Alegaram também que o Decreto-Lei de anistia 2.191 de 1978 é
incompatível com as disposições da Convenção
porque nega o direito de acesso a justiça. B.
Posição do Estado 14.
O Estado
manifestou expressamente que “... não nega os fatos indicados na comunicação
do representante da vítima”
e não interpôs objeções processuais, mas alegou uma série de argumentos
substantivos. 15.
Segundo o
Estado, o caso insere-se dentro de um contexto histórico específico que a
Comissão deve ter em consideração. Explicou
que o Chile passou de um regime militar a um regime constitucional e que
dentro deste processo está o Decreto-Lei de anistia 2.191 de 1978.

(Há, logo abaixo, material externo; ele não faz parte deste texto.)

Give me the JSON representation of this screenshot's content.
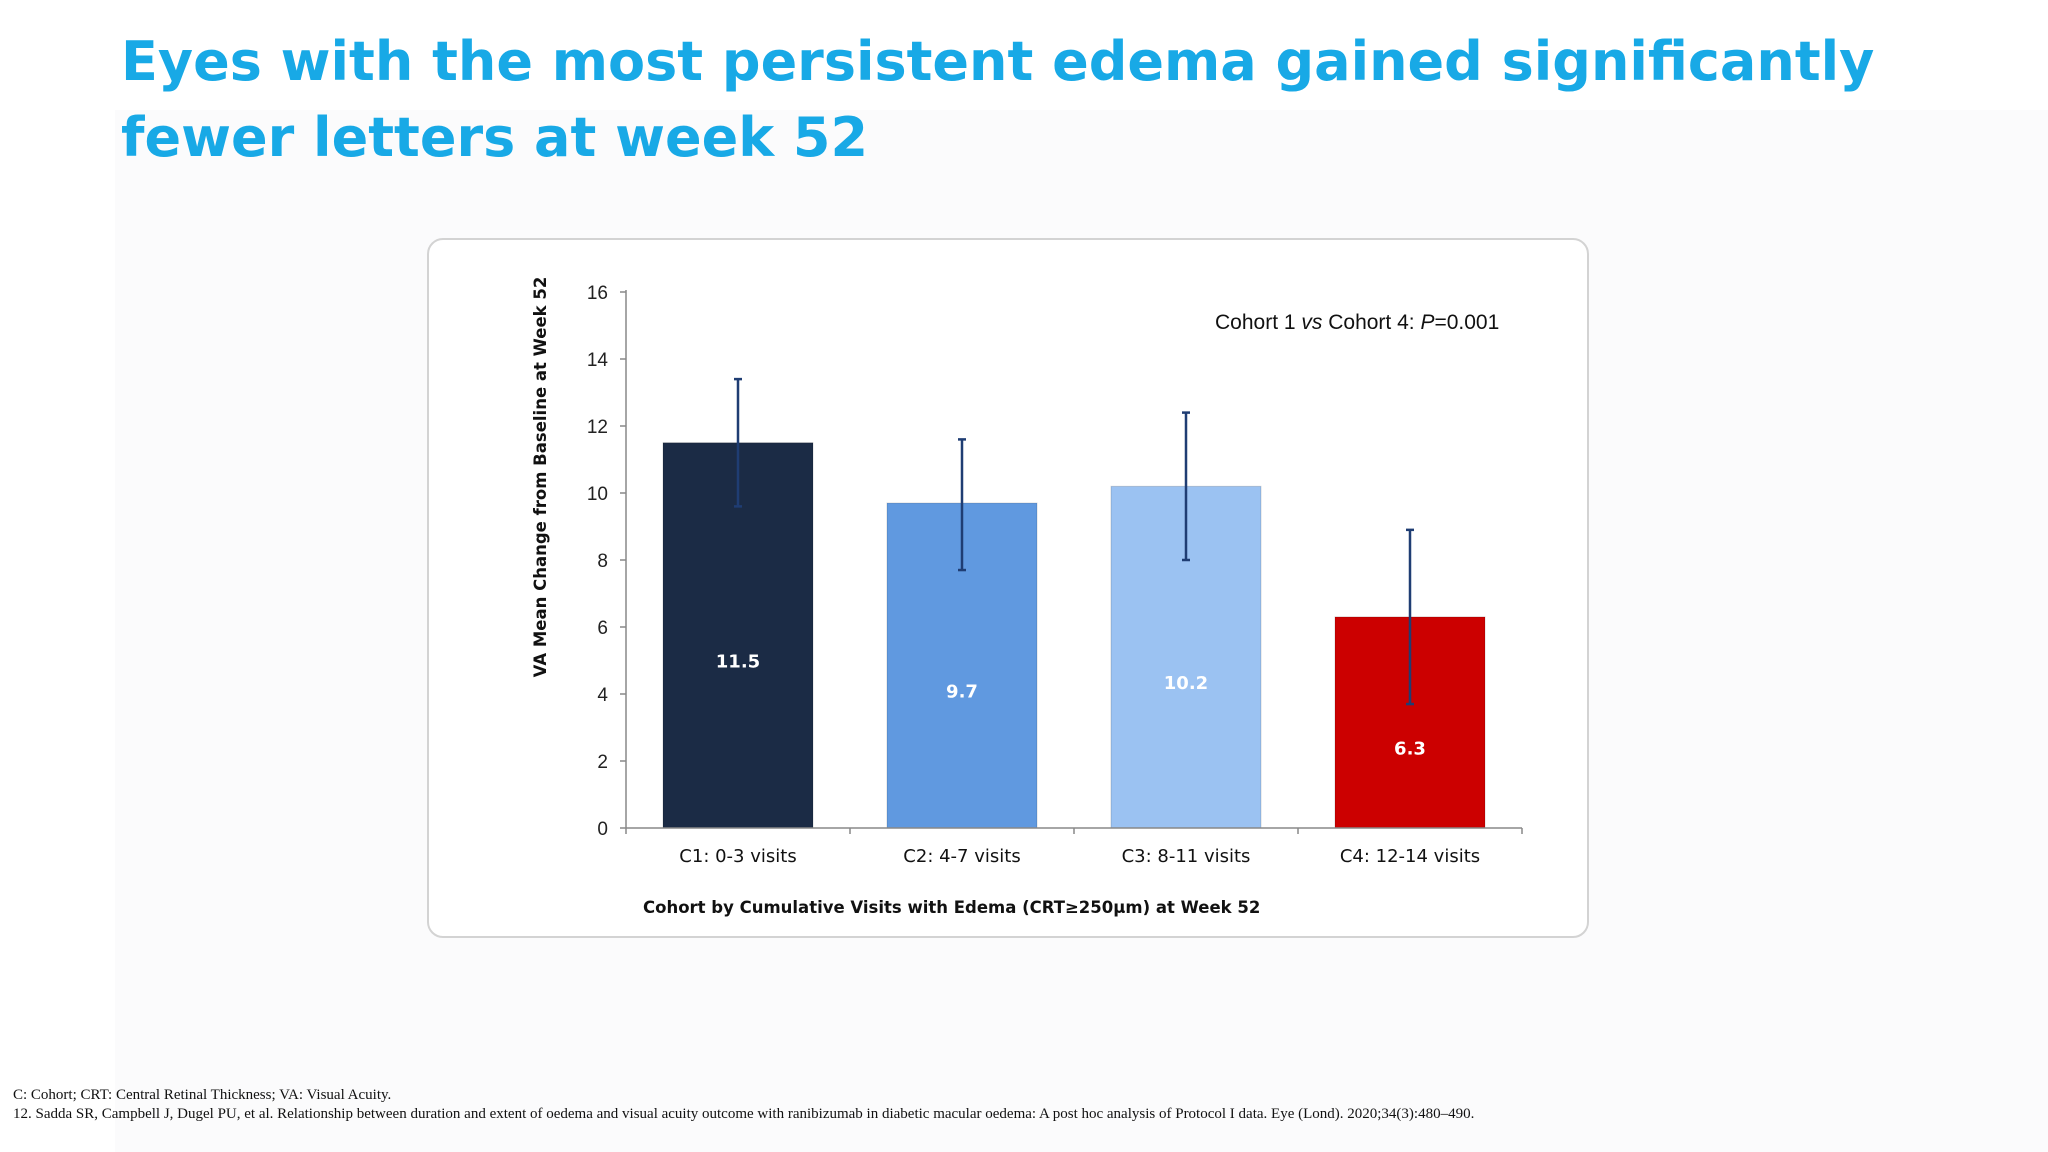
{
  "slide": {
    "title": "Eyes with the most persistent edema gained significantly fewer letters at week 52",
    "footnotes": [
      "C: Cohort; CRT: Central Retinal Thickness; VA: Visual Acuity.",
      "12. Sadda SR, Campbell J, Dugel PU, et al. Relationship between duration and extent of oedema and visual acuity outcome with ranibizumab in diabetic macular oedema: A post hoc analysis of Protocol I data. Eye (Lond). 2020;34(3):480–490."
    ]
  },
  "chart_data": {
    "type": "bar",
    "title": "",
    "categories": [
      "C1: 0-3 visits",
      "C2: 4-7 visits",
      "C3: 8-11 visits",
      "C4: 12-14 visits"
    ],
    "values": [
      11.5,
      9.7,
      10.2,
      6.3
    ],
    "value_labels": [
      "11.5",
      "9.7",
      "10.2",
      "6.3"
    ],
    "error_low": [
      9.6,
      7.7,
      8.0,
      3.7
    ],
    "error_high": [
      13.4,
      11.6,
      12.4,
      8.9
    ],
    "colors": [
      "#1b2b45",
      "#6099e0",
      "#9bc2f2",
      "#cc0000"
    ],
    "error_bar_color": "#1f3d73",
    "xlabel": "Cohort by Cumulative Visits with Edema (CRT≥250µm) at Week 52",
    "ylabel": "VA Mean Change from Baseline at Week 52",
    "ylim": [
      0,
      16
    ],
    "yticks": [
      0,
      2,
      4,
      6,
      8,
      10,
      12,
      14,
      16
    ],
    "grid": false,
    "annotation": {
      "prefix": "Cohort 1 ",
      "vs": "vs",
      "middle": " Cohort 4: ",
      "p": "P",
      "suffix": "=0.001"
    }
  }
}
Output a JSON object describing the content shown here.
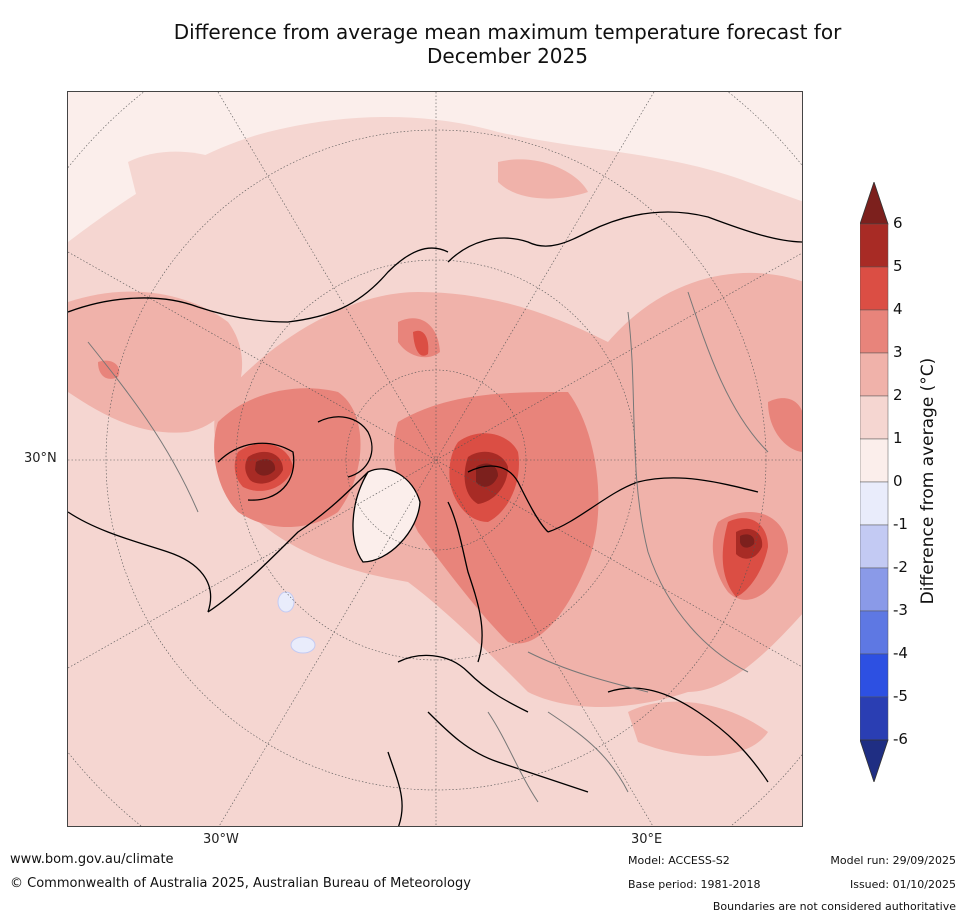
{
  "title_line1": "Difference from average mean maximum temperature forecast for",
  "title_line2": "December 2025",
  "axis_labels": {
    "lat_30n": "30°N",
    "lon_30w": "30°W",
    "lon_30e": "30°E"
  },
  "colorbar": {
    "label": "Difference from average (°C)",
    "ticks": [
      "6",
      "5",
      "4",
      "3",
      "2",
      "1",
      "0",
      "-1",
      "-2",
      "-3",
      "-4",
      "-5",
      "-6"
    ],
    "bands_top_to_bottom": [
      "#a82b25",
      "#db4e44",
      "#e8847b",
      "#f0b2aa",
      "#f5d6d1",
      "#fbeeeb",
      "#e9ecfb",
      "#c3caf3",
      "#8a9ae8",
      "#5e78e3",
      "#2d50e2",
      "#2a3eb3"
    ],
    "over_color": "#7c201d",
    "under_color": "#1f2e83"
  },
  "footer": {
    "website": "www.bom.gov.au/climate",
    "copyright": "© Commonwealth of Australia 2025, Australian Bureau of Meteorology",
    "model": "Model: ACCESS-S2",
    "base_period": "Base period: 1981-2018",
    "model_run": "Model run: 29/09/2025",
    "issued": "Issued: 01/10/2025",
    "disclaimer": "Boundaries are not considered authoritative"
  }
}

Mencionou que através deste processo de democratização, os governos
constitucionais aceitarm implicitamente o sistema jurídico e as leis
estabelecidos por parte do regime militar e que, por esta razão, os
governos constitucionais não puderam revogar o Decreto-Lei de anistia 2.191
de 1978. 16.
Adicionalmente,
o Estado argumentou que, em todo caso, seria impossível para
o governo tratar de modificar este Decreto porque “... as iniciativas
legais relativas a anistias somente podem ter origem no Senado,
... ramo em que o governo não possui maioria porque composto por pessoas não
eleitas por votação popular”. Uma
derrogação do Decreto-Lei de anistia 2.191 de 1978 implicaria na violação
do princípio de irretroatividade da lei penal. 17.
O Estado
alegou por outro lado que o Poder Judicial é independente do Governo e que,
por conseguinte, este último não pode influenciar decisões judiciais. 18.
O Estado
mencionou também que existe uma distinção entre uma lei de anistia
editada por um governo de facto e
outra editada por um governo constitucional, tal como reconheceu a Comissão
Nacional de Verdade e Reconciliação e a Comissão Interamericana de
Direitos Humanos. No primeiro caso, argmenta o Estado, trata-se de uma forma de
assegurar a impunidade própria do regime de
facto a cujo respeito se edita a lei .
No segundo caso, as leis
foram promulgadas no marco do processo
de reconciliação nacional. Assinala
que, tendo em vista que a anistia foi editada pelo governo
de facto, o regime democrático não
é responsável por estes decretos. 19.
O Estado
mencionou que os governos constitucionais não editaram nenhum lei de
anistia que pudesse ser considerada incompatível com a Convenção
Americana nem executaram, por ação ou omissão, ato algum que seja contrário
as obrigações assumidas por Chile como parte do referido tratado. 20.
Por último,
o Estado alegou que a Comissão Nacional de Verdade e Reconciliação já
considerou o caso de Luis Alfredo Almonacid Arellano, reconhecendo os fatos,
em particular a sua execução extrajudicial por agentes do Estado e a violação
de seus direitos humanos. O
Estado explicou também que os familiares do senhor Almonacid Arellano já
foram compensados conforme os antecedentes proporcionados pelo Instituto de
Normalização Previdenciária e a Subsecretaria do Interior desde 1992. IV.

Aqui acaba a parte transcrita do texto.